Pharmaceutical and biotechnology companies hold the maximum share in the market
Pharmaceutical and biotechnology companies are embracing the use of AI due to its transformative potential across various aspects of their operations. AI offers unprecedented opportunities to revolutionize drug discovery and development processes by leveraging data-driven approaches and computational modeling. Through AI algorithms, these companies can analyze vast amounts of biological and chemical data to identify potential drug targets, predict drug activity, and optimize drug design, significantly speeding up the traditionally time-consuming and expensive drug development pipeline.

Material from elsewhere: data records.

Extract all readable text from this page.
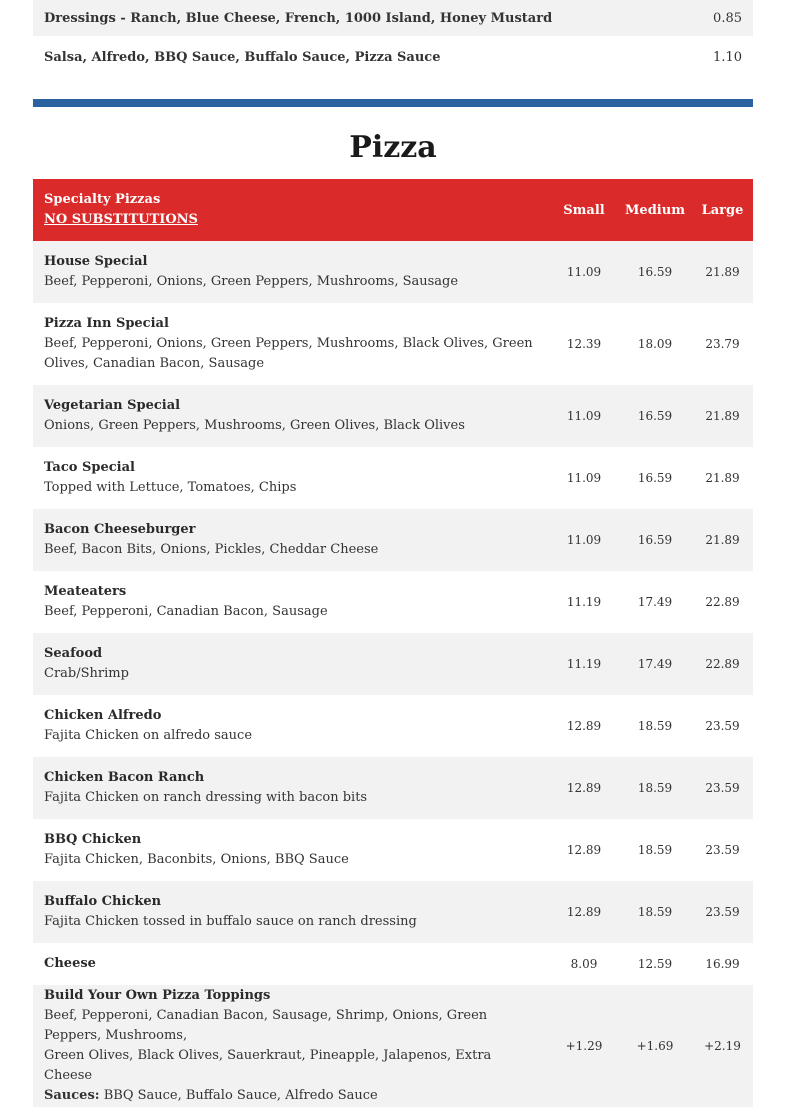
Dressings - Ranch, Blue Cheese, French, 1000 Island, Honey Mustard	0.85
Salsa, Alfredo, BBQ Sauce, Buffalo Sauce, Pizza Sauce	1.10
Pizza
Specialty Pizzas
NO SUBSTITUTIONS
Small	Medium	Large
House Special
Beef, Pepperoni, Onions, Green Peppers, Mushrooms, Sausage
11.09	16.59	21.89
Pizza Inn Special
Beef, Pepperoni, Onions, Green Peppers, Mushrooms, Black Olives, Green Olives, Canadian Bacon, Sausage
12.39	18.09	23.79
Vegetarian Special
Onions, Green Peppers, Mushrooms, Green Olives, Black Olives
11.09	16.59	21.89
Taco Special
Topped with Lettuce, Tomatoes, Chips
11.09	16.59	21.89
Bacon Cheeseburger
Beef, Bacon Bits, Onions, Pickles, Cheddar Cheese
11.09	16.59	21.89
Meateaters
Beef, Pepperoni, Canadian Bacon, Sausage
11.19	17.49	22.89
Seafood
Crab/Shrimp
11.19	17.49	22.89
Chicken Alfredo
Fajita Chicken on alfredo sauce
12.89	18.59	23.59
Chicken Bacon Ranch
Fajita Chicken on ranch dressing with bacon bits
12.89	18.59	23.59
BBQ Chicken
Fajita Chicken, Baconbits, Onions, BBQ Sauce
12.89	18.59	23.59
Buffalo Chicken
Fajita Chicken tossed in buffalo sauce on ranch dressing
12.89	18.59	23.59
Cheese	8.09	12.59	16.99
Build Your Own Pizza Toppings
Beef, Pepperoni, Canadian Bacon, Sausage, Shrimp, Onions, Green Peppers, Mushrooms,
Green Olives, Black Olives, Sauerkraut, Pineapple, Jalapenos, Extra Cheese
Sauces: BBQ Sauce, Buffalo Sauce, Alfredo Sauce
+1.29	+1.69	+2.19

Additionally, AI enables precision medicine by leveraging patient data, genomics, and clinical records to develop personalized treatment approaches. AI algorithms can identify biomarkers or genetic variations associated with disease susceptibility and treatment response, allowing for targeted therapies and patient subgroup identification.
North America exhibits a clear dominance, accounting for the largest artificial intelligence in healthcare market share
The report has also provided a comprehensive analysis of all the major regional markets, which include North America (the United States and Canada); Asia Pacific (China, Japan, India, South Korea, Australia, Indonesia, and others); Europe (Germany, France, the United Kingdom, Italy, Spain, Russia, and others); Latin America (Brazil, Mexico, and others); and the Middle East and Africa. According to the report, North America accounted for the largest market share.
North America held the biggest market share since the region has an efficient medical infrastructure. Moreover, the rising occurrence of various chronic disorders among the masses is contributing to the growth of the market. For instance, in 2018, more than half (51.8%) of adults had at least one of ten diagnosed chronic conditions (arthritis, cancer, chronic obstructive pulmonary disease, coronary heart disease, current asthma, diabetes, hepatitis, hypertension, stroke, and weak or failing kidneys), while 27.2% of U.S. adults had multiple chronic conditions. Another contributing aspect is the growing adoption of robust technology infrastructure, including advanced computing capabilities, cloud computing resources, and data storage capacities in the healthcare sector.
Key market players are investing in research operations to improve their AI capabilities. They are also allocating significant resources to develop new algorithms, models, and platforms that can enhance the accuracy, efficiency, and effectiveness of AI applications in healthcare. Top companies are expanding and diversifying their product portfolios to meet evolving market needs. They are also developing and launching new AI-powered solutions and platforms for various healthcare domains, including diagnostic imaging, clinical decision support, remote patient monitoring, genomics, and drug discovery. Leading companies are focusing on strategic partnerships and collaborations to enhance their market reach, access new customer segments, and leverage complementary technologies.